Okay, I am deep in the trenches where it’s hard to recall the big picture of this experiment, so bear that in mind as you process what I’m about to say.
I just finished two days of lecturing on the income-expenditure model of GDP. This is the basic model of the macro economy that my students will learn this semester. (N.B. to Economists: Yes, I know this model is “old” and out of fashion, but it is the simplest and easiest model which allows students to address all the macro issues (including inflation) they need to in my course. And it is covered in an appendix in the Sexton text which I’m using.) As an analytical topic, this one needs a bit of lecturing on my part to make sure the students get it.
I was struck by two thoughts today. In the early class, I was reminded that lecturing on a topic I know and like is fun. It fact, it is much easier for me to lecture than to manage a class discussion, making sure that everyone who wishes has an opportunity to speak, and making sure that the points I think students need to consider get addressed. I also remembered that lecture can be an efficient way to get material across in a limited period of time. There’s not much that students need to reflect on at this stage. They just need to learn the mechanics of the model.
In the later class, I had a less attractive thought. Maybe I was tired; maybe it was the character of that group, or maybe it was that the second class meets in a dismal, dark hole of a classroom. But what struck me was that the dynamics of the class session were so different from what I’ve been experiencing this semester. In general, the students had their heads down as they struggled to take notes. They looked a bit like athletes near the end of a long race. The questions they raised almost exclusively asked me to repeat a point I’d just made. It seemed to me that there was little if any thinking going on–hopefully, that will come later as they review and reflect on their notes (the commentator asks uncertainly)?
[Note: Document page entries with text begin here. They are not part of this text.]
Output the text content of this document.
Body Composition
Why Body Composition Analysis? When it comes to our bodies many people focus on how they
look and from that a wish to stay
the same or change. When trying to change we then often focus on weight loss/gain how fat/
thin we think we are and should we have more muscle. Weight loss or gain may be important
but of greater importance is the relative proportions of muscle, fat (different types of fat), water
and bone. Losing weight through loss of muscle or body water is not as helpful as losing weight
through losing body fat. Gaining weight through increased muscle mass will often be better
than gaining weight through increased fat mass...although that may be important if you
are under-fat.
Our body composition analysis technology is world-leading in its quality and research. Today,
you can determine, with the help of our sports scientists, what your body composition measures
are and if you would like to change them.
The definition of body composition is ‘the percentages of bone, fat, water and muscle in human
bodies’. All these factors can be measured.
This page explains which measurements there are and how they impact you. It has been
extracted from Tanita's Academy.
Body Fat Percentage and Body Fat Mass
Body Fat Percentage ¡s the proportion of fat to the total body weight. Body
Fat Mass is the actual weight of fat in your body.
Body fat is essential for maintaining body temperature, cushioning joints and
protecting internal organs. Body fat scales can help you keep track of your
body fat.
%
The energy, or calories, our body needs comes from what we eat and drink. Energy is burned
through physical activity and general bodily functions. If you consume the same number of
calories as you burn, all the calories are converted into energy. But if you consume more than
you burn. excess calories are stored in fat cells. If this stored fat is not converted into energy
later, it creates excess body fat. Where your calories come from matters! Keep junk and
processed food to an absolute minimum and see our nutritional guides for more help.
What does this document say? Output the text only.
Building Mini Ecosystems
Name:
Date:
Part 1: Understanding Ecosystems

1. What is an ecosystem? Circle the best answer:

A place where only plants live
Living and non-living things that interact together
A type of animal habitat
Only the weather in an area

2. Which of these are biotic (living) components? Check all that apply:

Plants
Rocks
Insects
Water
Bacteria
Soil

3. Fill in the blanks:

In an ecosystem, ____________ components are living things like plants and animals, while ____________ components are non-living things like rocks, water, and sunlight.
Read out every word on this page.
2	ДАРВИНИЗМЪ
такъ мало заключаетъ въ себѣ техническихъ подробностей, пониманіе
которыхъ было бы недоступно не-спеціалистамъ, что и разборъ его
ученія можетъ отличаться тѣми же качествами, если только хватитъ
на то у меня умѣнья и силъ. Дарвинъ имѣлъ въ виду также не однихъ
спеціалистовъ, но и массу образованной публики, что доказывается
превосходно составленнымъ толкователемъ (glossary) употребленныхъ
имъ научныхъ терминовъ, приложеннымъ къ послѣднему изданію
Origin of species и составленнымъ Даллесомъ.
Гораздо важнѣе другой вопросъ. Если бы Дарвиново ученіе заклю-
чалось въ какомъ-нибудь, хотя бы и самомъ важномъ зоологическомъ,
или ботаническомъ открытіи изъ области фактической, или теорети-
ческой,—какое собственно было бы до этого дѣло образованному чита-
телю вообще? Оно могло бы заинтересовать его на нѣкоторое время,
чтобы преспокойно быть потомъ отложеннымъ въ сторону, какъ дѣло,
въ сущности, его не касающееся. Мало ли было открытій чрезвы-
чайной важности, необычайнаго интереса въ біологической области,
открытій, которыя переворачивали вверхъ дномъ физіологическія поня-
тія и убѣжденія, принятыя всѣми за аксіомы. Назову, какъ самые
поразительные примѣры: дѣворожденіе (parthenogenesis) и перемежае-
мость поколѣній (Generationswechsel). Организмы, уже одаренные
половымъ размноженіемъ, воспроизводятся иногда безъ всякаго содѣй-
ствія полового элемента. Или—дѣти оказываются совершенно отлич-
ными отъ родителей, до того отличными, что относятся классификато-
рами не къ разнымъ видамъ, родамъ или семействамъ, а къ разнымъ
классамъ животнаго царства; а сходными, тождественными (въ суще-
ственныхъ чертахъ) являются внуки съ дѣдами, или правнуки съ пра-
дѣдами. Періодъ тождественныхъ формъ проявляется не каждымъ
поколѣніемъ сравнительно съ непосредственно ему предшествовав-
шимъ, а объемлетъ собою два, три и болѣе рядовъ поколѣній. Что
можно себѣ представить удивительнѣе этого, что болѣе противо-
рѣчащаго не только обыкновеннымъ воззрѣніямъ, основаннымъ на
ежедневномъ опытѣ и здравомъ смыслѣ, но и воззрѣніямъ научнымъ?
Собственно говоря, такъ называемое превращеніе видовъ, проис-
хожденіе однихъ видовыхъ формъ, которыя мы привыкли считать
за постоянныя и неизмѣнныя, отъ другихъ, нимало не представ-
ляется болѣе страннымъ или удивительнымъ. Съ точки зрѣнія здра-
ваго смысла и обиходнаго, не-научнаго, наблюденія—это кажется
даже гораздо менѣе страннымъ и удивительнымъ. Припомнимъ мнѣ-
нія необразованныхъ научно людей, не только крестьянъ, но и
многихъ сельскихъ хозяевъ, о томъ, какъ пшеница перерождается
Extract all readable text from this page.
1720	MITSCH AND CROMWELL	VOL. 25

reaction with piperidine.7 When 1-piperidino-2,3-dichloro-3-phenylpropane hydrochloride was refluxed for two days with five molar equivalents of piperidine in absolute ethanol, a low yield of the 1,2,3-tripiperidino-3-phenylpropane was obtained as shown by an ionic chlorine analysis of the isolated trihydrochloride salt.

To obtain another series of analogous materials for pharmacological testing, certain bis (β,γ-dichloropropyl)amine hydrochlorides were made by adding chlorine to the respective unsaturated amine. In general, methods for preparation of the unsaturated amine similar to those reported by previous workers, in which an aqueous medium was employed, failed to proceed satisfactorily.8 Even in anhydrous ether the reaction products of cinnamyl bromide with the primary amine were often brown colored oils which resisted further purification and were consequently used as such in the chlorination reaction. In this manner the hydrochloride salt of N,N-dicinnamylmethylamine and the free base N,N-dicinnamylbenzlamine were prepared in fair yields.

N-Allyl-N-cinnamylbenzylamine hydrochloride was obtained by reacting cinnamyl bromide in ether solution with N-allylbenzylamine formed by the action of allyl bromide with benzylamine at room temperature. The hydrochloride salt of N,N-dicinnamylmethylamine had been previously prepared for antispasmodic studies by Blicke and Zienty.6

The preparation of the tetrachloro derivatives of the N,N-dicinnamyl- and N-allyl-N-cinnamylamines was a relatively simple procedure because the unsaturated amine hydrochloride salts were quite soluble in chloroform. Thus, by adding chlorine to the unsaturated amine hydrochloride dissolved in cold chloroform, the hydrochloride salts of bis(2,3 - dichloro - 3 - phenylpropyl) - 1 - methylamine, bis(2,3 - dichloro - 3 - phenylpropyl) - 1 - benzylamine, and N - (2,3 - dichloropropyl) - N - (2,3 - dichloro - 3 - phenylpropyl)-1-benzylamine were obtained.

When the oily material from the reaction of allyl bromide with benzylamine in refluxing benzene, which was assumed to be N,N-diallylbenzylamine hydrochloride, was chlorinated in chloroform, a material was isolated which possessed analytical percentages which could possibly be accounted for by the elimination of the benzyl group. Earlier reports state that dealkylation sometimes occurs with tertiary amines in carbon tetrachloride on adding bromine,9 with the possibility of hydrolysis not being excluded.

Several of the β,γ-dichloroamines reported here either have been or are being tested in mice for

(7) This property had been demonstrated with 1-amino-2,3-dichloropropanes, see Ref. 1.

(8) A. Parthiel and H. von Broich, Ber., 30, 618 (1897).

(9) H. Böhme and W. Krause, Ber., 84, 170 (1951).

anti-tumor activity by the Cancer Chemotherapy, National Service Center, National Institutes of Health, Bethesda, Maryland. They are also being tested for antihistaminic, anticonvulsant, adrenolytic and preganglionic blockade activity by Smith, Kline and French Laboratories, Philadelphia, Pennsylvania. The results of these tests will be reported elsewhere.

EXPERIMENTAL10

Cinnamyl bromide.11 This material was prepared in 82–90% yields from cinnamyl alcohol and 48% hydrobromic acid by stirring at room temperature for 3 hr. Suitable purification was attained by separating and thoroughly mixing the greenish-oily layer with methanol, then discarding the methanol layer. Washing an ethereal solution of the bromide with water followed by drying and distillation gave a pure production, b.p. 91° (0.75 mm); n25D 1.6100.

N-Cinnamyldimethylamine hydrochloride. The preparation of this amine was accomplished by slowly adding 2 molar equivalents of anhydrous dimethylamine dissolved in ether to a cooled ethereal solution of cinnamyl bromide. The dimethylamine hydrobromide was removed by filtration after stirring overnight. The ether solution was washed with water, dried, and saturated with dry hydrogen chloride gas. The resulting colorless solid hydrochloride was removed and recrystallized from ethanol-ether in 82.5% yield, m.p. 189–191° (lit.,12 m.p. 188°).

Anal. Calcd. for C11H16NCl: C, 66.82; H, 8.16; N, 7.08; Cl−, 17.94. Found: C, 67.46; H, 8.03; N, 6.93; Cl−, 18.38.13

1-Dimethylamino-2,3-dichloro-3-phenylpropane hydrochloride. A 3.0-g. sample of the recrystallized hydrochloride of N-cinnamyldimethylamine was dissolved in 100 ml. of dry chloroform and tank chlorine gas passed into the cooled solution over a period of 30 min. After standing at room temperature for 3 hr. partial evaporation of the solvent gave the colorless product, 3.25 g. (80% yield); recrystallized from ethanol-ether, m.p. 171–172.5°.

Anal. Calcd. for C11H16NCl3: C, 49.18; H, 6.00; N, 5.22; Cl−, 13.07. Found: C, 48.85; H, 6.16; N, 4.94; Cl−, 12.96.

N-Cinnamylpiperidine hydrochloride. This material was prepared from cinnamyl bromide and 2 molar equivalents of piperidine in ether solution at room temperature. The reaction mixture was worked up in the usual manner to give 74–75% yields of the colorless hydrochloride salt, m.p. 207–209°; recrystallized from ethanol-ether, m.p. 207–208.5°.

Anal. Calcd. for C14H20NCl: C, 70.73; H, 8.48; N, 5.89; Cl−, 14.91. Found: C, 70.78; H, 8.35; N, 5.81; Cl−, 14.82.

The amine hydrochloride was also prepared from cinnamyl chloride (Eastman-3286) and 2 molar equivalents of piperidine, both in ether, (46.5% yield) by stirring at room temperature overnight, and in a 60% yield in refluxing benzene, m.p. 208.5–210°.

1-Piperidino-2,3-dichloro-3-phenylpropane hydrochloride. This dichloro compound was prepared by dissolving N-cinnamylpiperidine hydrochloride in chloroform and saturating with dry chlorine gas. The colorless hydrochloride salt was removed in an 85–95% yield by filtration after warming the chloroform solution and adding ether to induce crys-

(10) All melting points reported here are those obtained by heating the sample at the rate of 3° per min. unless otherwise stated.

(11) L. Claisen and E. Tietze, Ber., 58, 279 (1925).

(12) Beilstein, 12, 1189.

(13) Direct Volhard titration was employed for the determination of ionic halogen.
Anyway it really struck me as different, almost retro, when compared with most of the class sessions we’ve had this semester. It was even different from the previous lectures I’d done on the theories of supply and demand. Why? Perhaps it’s because the income-expenditure model requires more background before students can actually work with the model. Or it’s because the text does a fine job of explaining supply and demand, while income-expenditure is relegated to an appendix. More to think about.